Serviço de Urologia. Hospital Santo Antonio, Porto, Portugal.
Servicio de Histología. Instituto Ramón y Cajal de Investigación Sanitaria (IRYCIS), Madrid, Spain.
Eur J Pharmacol. 2014 Jul 15;735:68-76. doi: 10.1016/j.ejphar.2014.03.060. Epub 2014 Apr 18.
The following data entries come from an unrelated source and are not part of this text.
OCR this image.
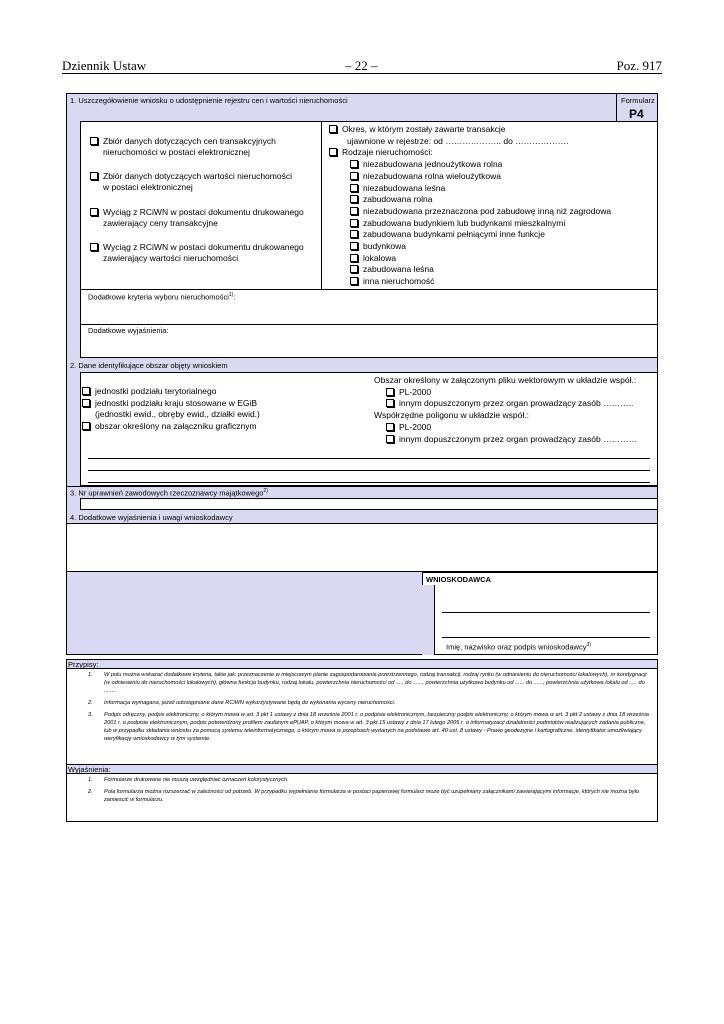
Dziennik Ustaw	– 22 –	Poz. 917
1. Uszczegółowienie wniosku o udostępnienie rejestru cen i wartości nieruchomości	Formularz
P4
Zbiór danych dotyczących cen transakcyjnych
nieruchomości w postaci elektronicznej
Zbiór danych dotyczących wartości nieruchomości
w postaci elektronicznej
Wyciąg z RCiWN w postaci dokumentu drukowanego
zawierający ceny transakcyjne
Wyciąg z RCiWN w postaci dokumentu drukowanego
zawierający wartości nieruchomości
Okres, w którym zostały zawarte transakcje
ujawnione w rejestrze: od ……………….. do ……………….
Rodzaje nieruchomości:
niezabudowana jednoużytkowa rolna
niezabudowana rolna wieloużytkowa
niezabudowana leśna
zabudowana rolna
niezabudowana przeznaczona pod zabudowę inną niż zagrodowa
zabudowana budynkiem lub budynkami mieszkalnymi
zabudowana budynkami pełniącymi inne funkcje
budynkowa
lokalowa
zabudowana leśna
inna nieruchomość
Dodatkowe kryteria wyboru nieruchomości$^{1)}$:
Dodatkowe wyjaśnienia:
2. Dane identyfikujące obszar objęty wnioskiem
jednostki podziału terytorialnego
jednostki podziału kraju stosowane w EGiB
(jednostki ewid., obręby ewid., działki ewid.)
obszar określony na załączniku graficznym
Obszar określony w załączonym pliku wektorowym w układzie współ.:
PL-2000
innym dopuszczonym przez organ prowadzący zasób ………..
Współrzędne poligonu w układzie współ.:
PL-2000
innym dopuszczonym przez organ prowadzący zasób …………
3. Nr uprawnień zawodowych rzeczoznawcy majątkowego$^{2)}$
4. Dodatkowe wyjaśnienia i uwagi wnioskodawcy
WNIOSKODAWCA
Imię, nazwisko oraz podpis wnioskodawcy$^{3)}$
Przypisy:
1. W polu można wskazać dodatkowe kryteria, takie jak: przeznaczenie w miejscowym planie zagospodarowania przestrzennego, rodzaj transakcji, rodzaj rynku (w odniesieniu do nieruchomości lokalowych), nr kondygnacji (w odniesieniu do nieruchomości lokalowych), główna funkcja budynku, rodzaj lokalu, powierzchnia nieruchomości od ..... do ......, powierzchnia użytkowa budynku od ...... do ......, powierzchnia użytkowa lokalu od ..... do ........
2. Informacja wymagana, jeżeli udostępniane dane RCiWN wykorzystywane będą do wykonania wyceny nieruchomości.
3. Podpis odręczny, podpis elektroniczny, o którym mowa w art. 3 pkt 1 ustawy z dnia 18 września 2001 r. o podpisie elektronicznym, bezpieczny podpis elektroniczny, o którym mowa w art. 3 pkt 2 ustawy z dnia 18 września 2001 r. o podpisie elektronicznym, podpis potwierdzony profilem zaufanym ePUAP, o którym mowa w art. 3 pkt 15 ustawy z dnia 17 lutego 2005 r. o informatyzacji działalności podmiotów realizujących zadania publiczne, lub w przypadku składania wniosku za pomocą systemu teleinformatycznego, o którym mowa w przepisach wydanych na podstawie art. 40 ust. 8 ustawy - Prawo geodezyjne i kartograficzne, identyfikator umożliwiający weryfikację wnioskodawcy w tym systemie.
Wyjaśnienia:
1. Formularze drukowane nie muszą uwzględniać oznaczeń kolorystycznych.
2. Pola formularza można rozszerzać w zależności od potrzeb. W przypadku wypełniania formularza w postaci papierowej formularz może być uzupełniany załącznikami zawierającymi informacje, których nie można było zamieścić w formularzu.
We have analysed the effects of large-conductance calcium-activated potassium channel (BK) stimulation on neurogenic and myogenic contraction of human bladder from healthy subjects and patients with urinary symptoms and evaluated the efficacy of activating BK to relief bladder hyperactivity in rats. Bladder specimens were obtained from organ donors and from men with benign prostatic hyperplasia (BPH). Contractions elicited by electrical field stimulation (EFS) and carbachol (CCh) were evaluated in isolated bladder strips. in vivo cystometric recordings were obtained in anesthetized rats under control and acetic acid-induced hyperactive conditions. Neurogenic contractions of human bladder were potentiated by blockade of BK and small-conductance calcium-activated potassium channels (SK) but were unaffected by the blockade of intermediate calcium-activated potassium channels (IK). EFS-induced contractions were inhibited by BK stimulation with NS-8 or NS1619 or by SK/IK stimulation with NS309 (3µM). CCh-induced contractions were not modified by blockade or stimulation of BK, IK or SK. The anti-cholinergic agent, oxybutynin (0.3µM) inhibited either neurogenic or CCh-induced contractions. Neurogenic contractions of bladders from BPH patients were less sensitive to BK inhibition and more sensitive to BK activation than healthy bladders. The BK activator, NS-8 (5mg/kg; i.v.), reversed bladder hyperactivity induced by acetic acid in rats, while oxybutynin was ineffective. NS-8 did not significantly impact blood pressure or heart rate. BK stimulation specifically inhibits neurogenic contractions in patients with urinary symptoms and relieves bladder hyperactivity in vivo without compromising bladder contractile capacity or cardiovascular safety, supporting its potential therapeutic use for relieving bladder overactivity.
我们分析了大电导钙激活钾通道(BK)刺激对来自健康受试者和有尿路症状的患者的人膀胱的神经源性和肌源性收缩的影响,并评估了激活 BK 以缓解大鼠膀胱过度活动的疗效。膀胱标本取自器官捐献者和良性前列腺增生(BPH)男性患者。通过电刺激(EFS)和卡巴胆碱(CCh)诱发的离体膀胱条的收缩。在麻醉大鼠中获得了在对照和乙酸诱导的过度活跃条件下的体内尿动力学记录。人膀胱的神经源性收缩被 BK 和小电导钙激活钾通道(SK)的阻断增强,但不受中间钙激活钾通道(IK)的阻断影响。EFS 诱导的收缩被 NS-8 或 NS1619 对 BK 的刺激或 NS309(3µM)对 SK/IK 的刺激抑制。CCh 诱导的收缩不受 BK、IK 或 SK 的阻断或刺激的影响。抗胆碱能药物奥昔布宁(0.3µM)抑制神经源性或 CCh 诱导的收缩。与健康膀胱相比,BPH 患者的膀胱神经源性收缩对 BK 抑制的敏感性降低,对 BK 激活的敏感性增加。BK 激活剂 NS-8(5mg/kg;静脉内)逆转了乙酸诱导的大鼠膀胱过度活动,而奥昔布宁无效。NS-8 对血压或心率没有显著影响。BK 刺激特异性抑制有尿路症状的患者的神经源性收缩,并在体内缓解膀胱过度活动,而不会损害膀胱收缩能力或心血管安全性,支持其用于缓解膀胱过度活动的潜在治疗用途。